# Happy Birthday Katrina "AlaskaBoers"



## toth boer goats (Jul 20, 2008)

Happy Birthday Katrina....... :leap: hope you have the best Birthday ever...... :thumb:

:cake: :gift: arty: :birthday: :birthday: :birthday: :birthday: :stars: :balloons: :bday: :dance: :wahoo:


----------



## sweetgoats (Oct 18, 2007)

Happy Birthday katrina, I hope your day is as special as you are. :birthday: :birthday: :bday: :balloons:


----------



## KW Farms (Jun 21, 2008)

HAPPY BIRTHDAY!!! Hope you have a wonderful day!!


----------



## AlaskaBoers (May 7, 2008)

THANKS GUYS!! :grouphug:

And it's a beautiful, 50 degree day here, 12 days to goat babies!

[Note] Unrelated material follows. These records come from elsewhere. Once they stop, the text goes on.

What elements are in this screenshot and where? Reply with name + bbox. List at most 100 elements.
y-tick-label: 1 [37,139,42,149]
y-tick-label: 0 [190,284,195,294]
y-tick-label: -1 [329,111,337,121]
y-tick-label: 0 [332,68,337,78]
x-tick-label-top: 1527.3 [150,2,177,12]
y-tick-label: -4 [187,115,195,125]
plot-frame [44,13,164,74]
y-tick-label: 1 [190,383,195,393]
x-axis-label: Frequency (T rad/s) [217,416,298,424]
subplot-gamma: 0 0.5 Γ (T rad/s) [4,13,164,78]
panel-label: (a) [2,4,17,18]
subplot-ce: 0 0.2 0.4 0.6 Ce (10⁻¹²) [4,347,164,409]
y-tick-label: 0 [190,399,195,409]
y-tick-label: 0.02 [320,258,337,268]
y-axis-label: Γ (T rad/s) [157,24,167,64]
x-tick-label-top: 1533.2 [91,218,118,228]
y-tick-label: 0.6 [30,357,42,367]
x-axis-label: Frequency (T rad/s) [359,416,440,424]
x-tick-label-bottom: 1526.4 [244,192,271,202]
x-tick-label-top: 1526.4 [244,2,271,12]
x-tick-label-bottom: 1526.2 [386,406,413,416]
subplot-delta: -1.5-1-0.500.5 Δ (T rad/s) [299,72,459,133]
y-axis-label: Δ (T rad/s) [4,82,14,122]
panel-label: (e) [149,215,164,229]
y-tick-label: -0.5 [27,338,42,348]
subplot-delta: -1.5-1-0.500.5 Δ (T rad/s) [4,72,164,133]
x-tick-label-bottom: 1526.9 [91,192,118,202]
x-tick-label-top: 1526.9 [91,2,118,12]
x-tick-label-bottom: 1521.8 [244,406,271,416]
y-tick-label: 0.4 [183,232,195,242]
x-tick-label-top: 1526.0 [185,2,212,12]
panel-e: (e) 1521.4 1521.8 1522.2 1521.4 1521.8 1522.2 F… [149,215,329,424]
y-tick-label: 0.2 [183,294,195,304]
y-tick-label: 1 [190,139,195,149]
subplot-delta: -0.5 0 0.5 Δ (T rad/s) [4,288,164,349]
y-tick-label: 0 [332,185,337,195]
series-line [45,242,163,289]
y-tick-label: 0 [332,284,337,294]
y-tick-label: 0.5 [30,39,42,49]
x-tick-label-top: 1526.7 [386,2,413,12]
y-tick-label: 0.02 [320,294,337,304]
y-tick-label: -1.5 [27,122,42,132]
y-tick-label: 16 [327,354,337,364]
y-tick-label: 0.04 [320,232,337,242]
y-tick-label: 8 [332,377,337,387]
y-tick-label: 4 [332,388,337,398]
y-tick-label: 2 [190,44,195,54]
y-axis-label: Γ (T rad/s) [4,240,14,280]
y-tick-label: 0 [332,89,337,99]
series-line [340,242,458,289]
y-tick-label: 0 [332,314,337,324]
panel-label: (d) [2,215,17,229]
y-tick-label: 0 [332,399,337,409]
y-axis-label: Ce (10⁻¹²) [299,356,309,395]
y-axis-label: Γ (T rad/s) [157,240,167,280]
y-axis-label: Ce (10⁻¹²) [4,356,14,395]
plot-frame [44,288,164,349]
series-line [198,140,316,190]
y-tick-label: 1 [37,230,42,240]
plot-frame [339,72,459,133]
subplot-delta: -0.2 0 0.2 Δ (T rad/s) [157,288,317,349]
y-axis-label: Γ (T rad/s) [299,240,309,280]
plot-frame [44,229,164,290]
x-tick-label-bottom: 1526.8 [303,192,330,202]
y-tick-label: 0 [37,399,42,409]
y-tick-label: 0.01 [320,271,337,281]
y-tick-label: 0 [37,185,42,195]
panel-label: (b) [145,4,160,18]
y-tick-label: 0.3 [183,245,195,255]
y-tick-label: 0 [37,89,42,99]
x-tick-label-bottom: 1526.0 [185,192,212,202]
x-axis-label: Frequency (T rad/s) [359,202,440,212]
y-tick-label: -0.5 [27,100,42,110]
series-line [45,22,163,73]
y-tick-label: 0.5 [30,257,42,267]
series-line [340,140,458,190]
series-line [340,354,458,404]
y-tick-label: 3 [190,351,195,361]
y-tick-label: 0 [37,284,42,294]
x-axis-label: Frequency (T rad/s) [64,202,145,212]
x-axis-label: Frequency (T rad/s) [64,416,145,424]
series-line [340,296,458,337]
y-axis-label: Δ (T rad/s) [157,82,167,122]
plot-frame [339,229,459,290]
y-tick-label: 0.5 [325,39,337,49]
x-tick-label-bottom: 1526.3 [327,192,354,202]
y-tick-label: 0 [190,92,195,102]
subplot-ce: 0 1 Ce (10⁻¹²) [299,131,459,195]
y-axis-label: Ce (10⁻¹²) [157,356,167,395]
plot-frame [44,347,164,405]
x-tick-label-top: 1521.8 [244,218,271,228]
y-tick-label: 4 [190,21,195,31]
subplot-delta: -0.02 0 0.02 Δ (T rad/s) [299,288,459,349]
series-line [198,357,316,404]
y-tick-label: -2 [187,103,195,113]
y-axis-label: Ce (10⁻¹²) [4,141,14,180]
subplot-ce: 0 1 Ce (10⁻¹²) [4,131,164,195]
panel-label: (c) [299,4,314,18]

I woke up to a airbrush and compressor and a mono pod for hiking photos... NO WAY!!  I told my parents it would be hard to shop for me this year, I really have a great life.


----------



## nancy d (Oct 5, 2007)

Happy Birthday Katrina! No wonder it snowed a little this am, in your honor!!


----------



## AlaskaBoers (May 7, 2008)

haha, thanks, and it snowed a good frosting here too. ..though, i see it's melting


----------



## toth boer goats (Jul 20, 2008)

Glad your day is going great.... :hi5: you are such a sweet person and I wish the very best for you ........... :thumb:


----------



## liz (Oct 5, 2007)

*HAPPY BIRTHDAY KATRINA!!!*

Soooooo HAPPY that you are enjoying your day!!! :cake:


----------



## dobe627 (Oct 16, 2007)

Happy Birthday- hope it was a great day for you


----------



## myfainters (Oct 30, 2009)

:cake: :gift: arty: :birthday: :birthday: :birthday: :birthday: :birthday: :birthday:


----------



## StaceyRosado (Oct 5, 2007)

So glad your day has been so good thus far - hope it continues 

Happy birthday :stars:


----------



## bleatinghearts (Feb 26, 2010)

HaPpY BirThDaY KaTrInA!!!!!!!


----------



## RPC (Nov 6, 2009)

:clap: :leap: :birthday: :stars: :balloons: arty: Ok I think that is enough faces. HAPPY BIRTHDAY


----------



## peggy (Aug 11, 2010)

HAPPY BIRTHDAY KATRINA!!!!! Hope we can see some fabulous artwork with that airbrush!!


----------